The regulator makes the announcement in key findings published today and following its thematic review into financially vulnerable customers.

The FCA says: “Firms are at different stages in developing strategies to treat customers fairly when interest rates rise, with some appearing more prepared than others.

“Most firms have carried out analysis to assess the number of customers and level of impact on those most vulnerable to an interest rate rise. However, it appeared that few firms would be able to implement strategies if interest rates were to rise in the near future.”

An FCA spokeswoman says the regulator started this review in early 2016, at a time when an interest rate rise was expected.

She says: “Since then, interest rates have been cut and we recognise that preparing for interest rate rises may not seem like a high priority. Nevertheless, we have decided to share the results of our review to assist firms and customers to prepare for when interest rates do rise.”

The regulator says most lenders have taken steps to help the financially vulnerable, including pinning down what makes a customer vulnerable to a rate rise and training staff to recognise customers in financial difficulty.

However, the regulator’s review also picked up a lot of areas lenders need to improve in.

One of these is for lenders to stop excluding certain types of customer from their internal reviews into helping the vulnerable.

The FCA paper says: “Some firms have excluded certain customer types from their analysis which could result in poorer outcomes for those customers.”

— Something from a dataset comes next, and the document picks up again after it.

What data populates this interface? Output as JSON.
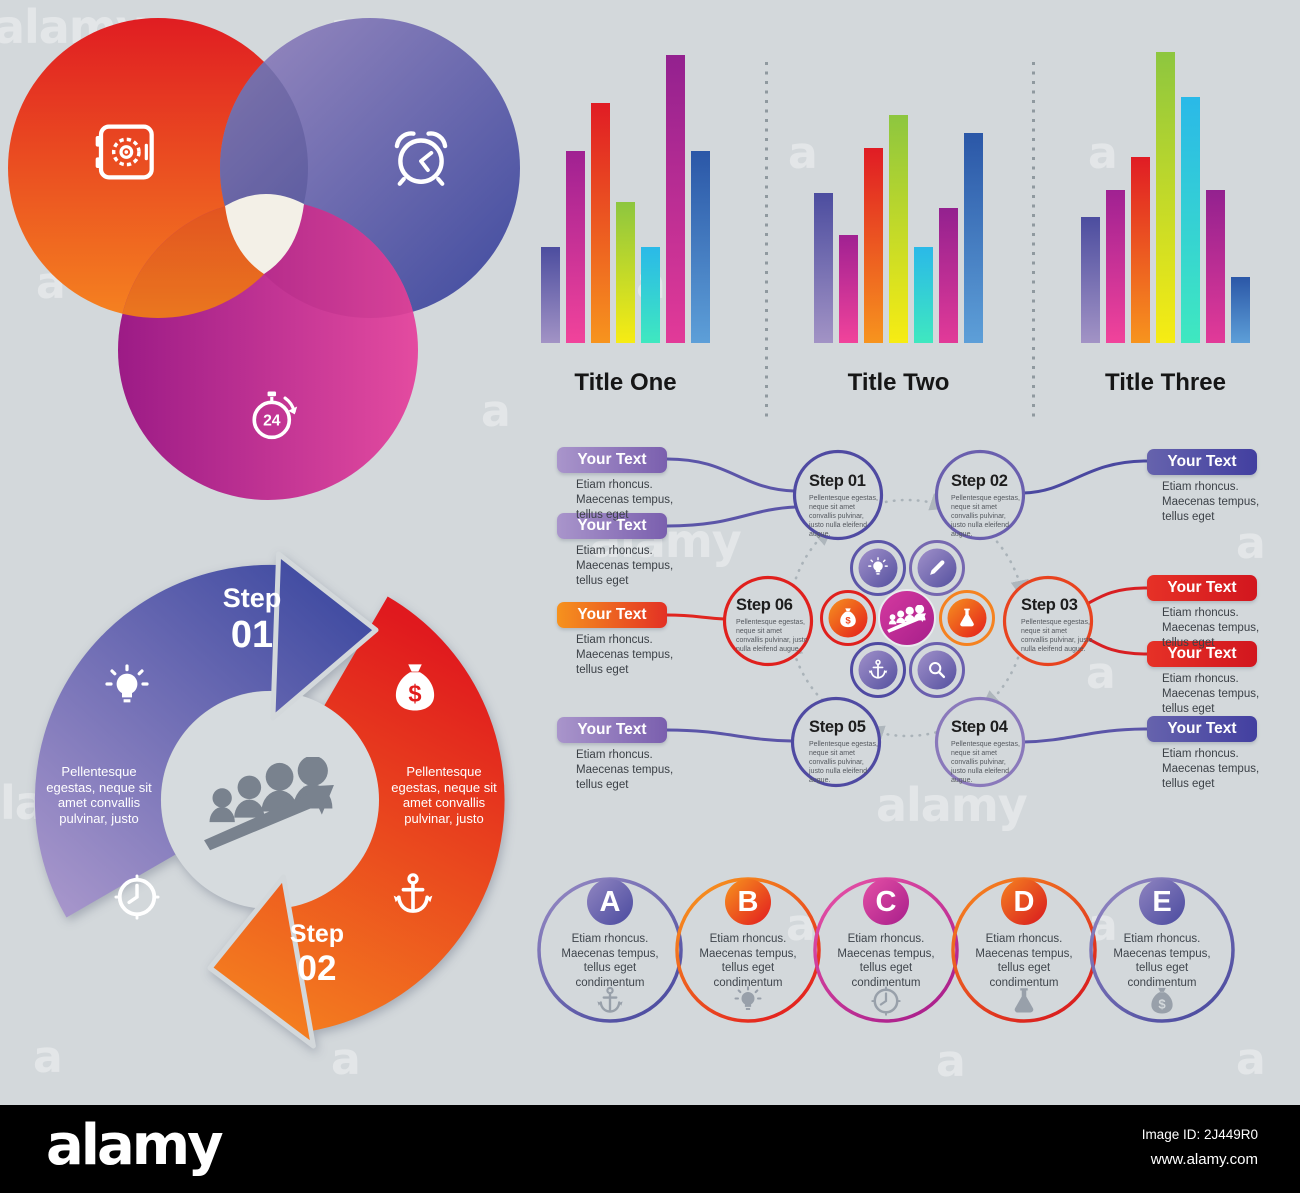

This include customers currently in arrears and fixed rate borrowers, the FCA says.

Lenders’ communication with customers also needs improvement, the regulator adds.

It says: “Where firms have communicated with customers, we found that most of the communications were generic messages highlighting potential interest rate rises, and weren’t specific to the customer’s personal circumstances.”

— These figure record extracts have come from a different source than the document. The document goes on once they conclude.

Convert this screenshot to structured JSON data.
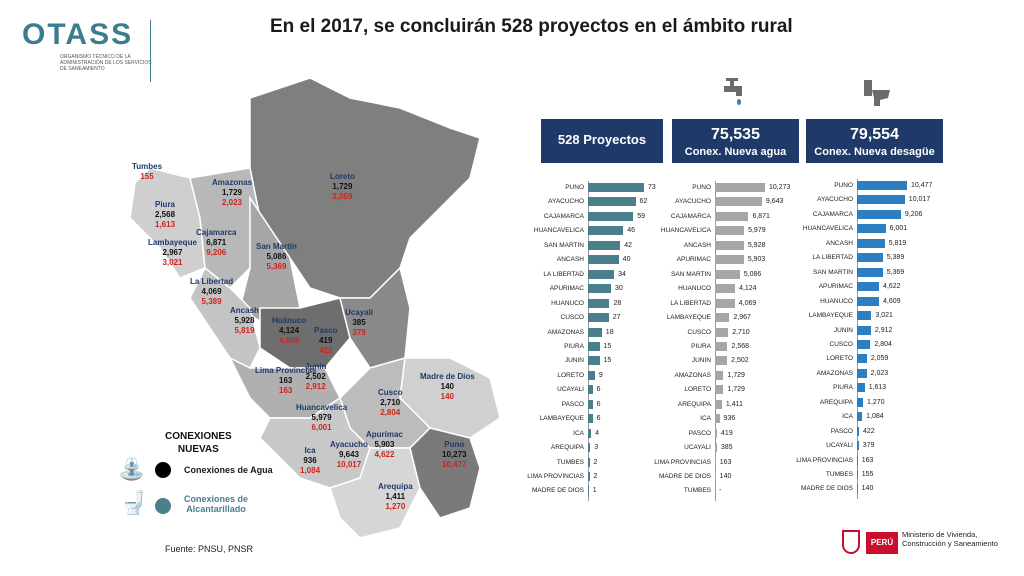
{
  "header": {
    "logo": "OTASS",
    "logo_subtitle": "Organismo Técnico de la Administración de los Servicios de Saneamiento",
    "title": "En el 2017, se concluirán 528 proyectos en el ámbito rural"
  },
  "summary": {
    "projects": "528 Proyectos",
    "water_value": "75,535",
    "water_label": "Conex. Nueva agua",
    "sewer_value": "79,554",
    "sewer_label": "Conex. Nueva desagüe"
  },
  "legend": {
    "title_line1": "CONEXIONES",
    "title_line2": "NUEVAS",
    "water": "Conexiones de Agua",
    "sewer_line1": "Conexiones de",
    "sewer_line2": "Alcantarillado",
    "water_color": "#000000",
    "sewer_color": "#4a7f8c"
  },
  "source": "Fuente: PNSU, PNSR",
  "ministry": {
    "badge": "PERÚ",
    "name": "Ministerio de Vivienda, Construcción y Saneamiento"
  },
  "icons": {
    "water": "faucet-icon",
    "sewer": "toilet-icon"
  },
  "map_labels": [
    {
      "name": "Tumbes",
      "water": "",
      "sewer": "155"
    },
    {
      "name": "Piura",
      "water": "2,568",
      "sewer": "1,613"
    },
    {
      "name": "Lambayeque",
      "water": "2,967",
      "sewer": "3,021"
    },
    {
      "name": "Cajamarca",
      "water": "6,871",
      "sewer": "9,206"
    },
    {
      "name": "Amazonas",
      "water": "1,729",
      "sewer": "2,023"
    },
    {
      "name": "Loreto",
      "water": "1,729",
      "sewer": "2,059"
    },
    {
      "name": "San Martín",
      "water": "5,086",
      "sewer": "5,369"
    },
    {
      "name": "La Libertad",
      "water": "4,069",
      "sewer": "5,389"
    },
    {
      "name": "Ancash",
      "water": "5,928",
      "sewer": "5,819"
    },
    {
      "name": "Huánuco",
      "water": "4,124",
      "sewer": "4,609"
    },
    {
      "name": "Pasco",
      "water": "419",
      "sewer": "422"
    },
    {
      "name": "Ucayali",
      "water": "385",
      "sewer": "379"
    },
    {
      "name": "Junín",
      "water": "2,502",
      "sewer": "2,912"
    },
    {
      "name": "Lima Provincias",
      "water": "163",
      "sewer": "163"
    },
    {
      "name": "Madre de Dios",
      "water": "140",
      "sewer": "140"
    },
    {
      "name": "Cusco",
      "water": "2,710",
      "sewer": "2,804"
    },
    {
      "name": "Huancavelica",
      "water": "5,979",
      "sewer": "6,001"
    },
    {
      "name": "Apurímac",
      "water": "5,903",
      "sewer": "4,622"
    },
    {
      "name": "Ica",
      "water": "936",
      "sewer": "1,084"
    },
    {
      "name": "Ayacucho",
      "water": "9,643",
      "sewer": "10,017"
    },
    {
      "name": "Puno",
      "water": "10,273",
      "sewer": "10,477"
    },
    {
      "name": "Arequipa",
      "water": "1,411",
      "sewer": "1,270"
    }
  ],
  "chart_data": [
    {
      "type": "bar",
      "orientation": "horizontal",
      "series": [
        {
          "name": "528 Proyectos",
          "color": "#4a7f8c"
        }
      ],
      "categories": [
        "PUNO",
        "AYACUCHO",
        "CAJAMARCA",
        "HUANCAVELICA",
        "SAN MARTIN",
        "ANCASH",
        "LA LIBERTAD",
        "APURIMAC",
        "HUANUCO",
        "CUSCO",
        "AMAZONAS",
        "PIURA",
        "JUNIN",
        "LORETO",
        "UCAYALI",
        "PASCO",
        "LAMBAYEQUE",
        "ICA",
        "AREQUIPA",
        "TUMBES",
        "LIMA PROVINCIAS",
        "MADRE DE DIOS"
      ],
      "values": [
        73,
        62,
        59,
        46,
        42,
        40,
        34,
        30,
        28,
        27,
        18,
        15,
        15,
        9,
        6,
        6,
        6,
        4,
        3,
        2,
        2,
        1
      ],
      "labels": [
        "73",
        "62",
        "59",
        "46",
        "42",
        "40",
        "34",
        "30",
        "28",
        "27",
        "18",
        "15",
        "15",
        "9",
        "6",
        "6",
        "6",
        "4",
        "3",
        "2",
        "2",
        "1"
      ],
      "xlim": [
        0,
        73
      ]
    },
    {
      "type": "bar",
      "orientation": "horizontal",
      "series": [
        {
          "name": "Conex. Nueva agua",
          "color": "#a6a6a6"
        }
      ],
      "categories": [
        "PUNO",
        "AYACUCHO",
        "CAJAMARCA",
        "HUANCAVELICA",
        "ANCASH",
        "APURIMAC",
        "SAN MARTIN",
        "HUANUCO",
        "LA LIBERTAD",
        "LAMBAYEQUE",
        "CUSCO",
        "PIURA",
        "JUNIN",
        "AMAZONAS",
        "LORETO",
        "AREQUIPA",
        "ICA",
        "PASCO",
        "UCAYALI",
        "LIMA PROVINCIAS",
        "MADRE DE DIOS",
        "TUMBES"
      ],
      "values": [
        10273,
        9643,
        6871,
        5979,
        5928,
        5903,
        5086,
        4124,
        4069,
        2967,
        2710,
        2568,
        2502,
        1729,
        1729,
        1411,
        936,
        419,
        385,
        163,
        140,
        0
      ],
      "labels": [
        "10,273",
        "9,643",
        "6,871",
        "5,979",
        "5,928",
        "5,903",
        "5,086",
        "4,124",
        "4,069",
        "2,967",
        "2,710",
        "2,568",
        "2,502",
        "1,729",
        "1,729",
        "1,411",
        "936",
        "419",
        "385",
        "163",
        "140",
        "-"
      ],
      "xlim": [
        0,
        10273
      ]
    },
    {
      "type": "bar",
      "orientation": "horizontal",
      "series": [
        {
          "name": "Conex. Nueva desagüe",
          "color": "#2e7fc1"
        }
      ],
      "categories": [
        "PUNO",
        "AYACUCHO",
        "CAJAMARCA",
        "HUANCAVELICA",
        "ANCASH",
        "LA LIBERTAD",
        "SAN MARTIN",
        "APURIMAC",
        "HUANUCO",
        "LAMBAYEQUE",
        "JUNIN",
        "CUSCO",
        "LORETO",
        "AMAZONAS",
        "PIURA",
        "AREQUIPA",
        "ICA",
        "PASCO",
        "UCAYALI",
        "LIMA PROVINCIAS",
        "TUMBES",
        "MADRE DE DIOS"
      ],
      "values": [
        10477,
        10017,
        9206,
        6001,
        5819,
        5389,
        5369,
        4622,
        4609,
        3021,
        2912,
        2804,
        2059,
        2023,
        1613,
        1270,
        1084,
        422,
        379,
        163,
        155,
        140
      ],
      "labels": [
        "10,477",
        "10,017",
        "9,206",
        "6,001",
        "5,819",
        "5,389",
        "5,369",
        "4,622",
        "4,609",
        "3,021",
        "2,912",
        "2,804",
        "2,059",
        "2,023",
        "1,613",
        "1,270",
        "1,084",
        "422",
        "379",
        "163",
        "155",
        "140"
      ],
      "xlim": [
        0,
        10477
      ]
    }
  ]
}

Mortgage lenders were also failing to make good use of management information around the effect of a rate rise on their business, the FCA adds: “We found that most firms produced management information as part of their analysis to assess the impact of an interest rate rise on the overall mortgage book but only one firm reviewed this regularly.”

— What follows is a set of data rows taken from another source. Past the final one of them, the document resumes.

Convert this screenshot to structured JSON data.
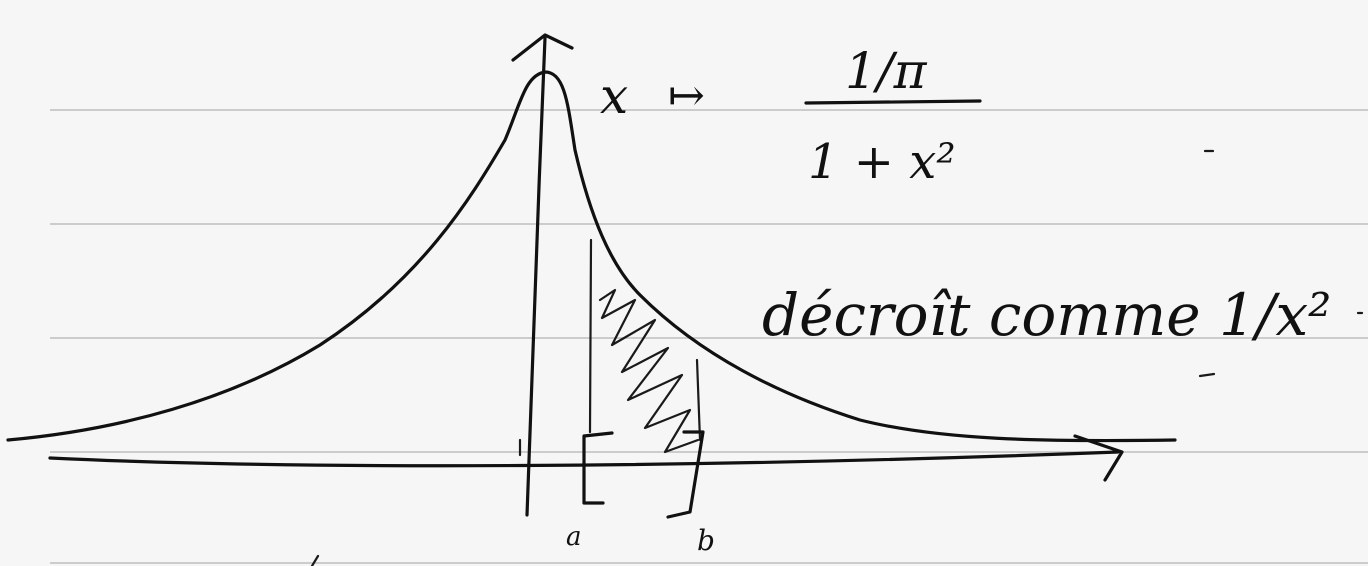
{
  "notebook": {
    "ruling": "horizontal lines",
    "colors": {
      "paper": "#f6f6f6",
      "rule": "#bdbdbd",
      "ink": "#111111"
    }
  },
  "formula": {
    "variable": "x",
    "maps_to": "↦",
    "numerator": "1/π",
    "denominator": "1 + x²"
  },
  "note": "décroît comme 1/x²",
  "interval": {
    "left_label": "a",
    "right_label": "b"
  }
}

The regulator is calling on lenders to take action to draw up better strategies to cope with an interest rate rise.

It says: “By understanding the numbers of customers likely to be impacted by a rate rise and developing strategies, firms could reduce the risk of customers entering arrears or arrears positions worsening.

“This can also help firms to understand the potential impact on their resources if rates do rise (e.g. extra staff needed to deal with financially vulnerable customers and considering the impact on customers currently in arrears).”

The FCA also says that customers have a role to play and should take responsibility for their finances.

The regulator’s latest paper says: “We are encouraging customers to regularly review their mortgage arrangements, consider the impact an interest rate rise could have on them and to take necessary steps, where possible, to budget for an increased monthly payment.”

An FCA spokeswoman says the regulator is also assessing the impact on the financially vulnerable if interest rates stay low.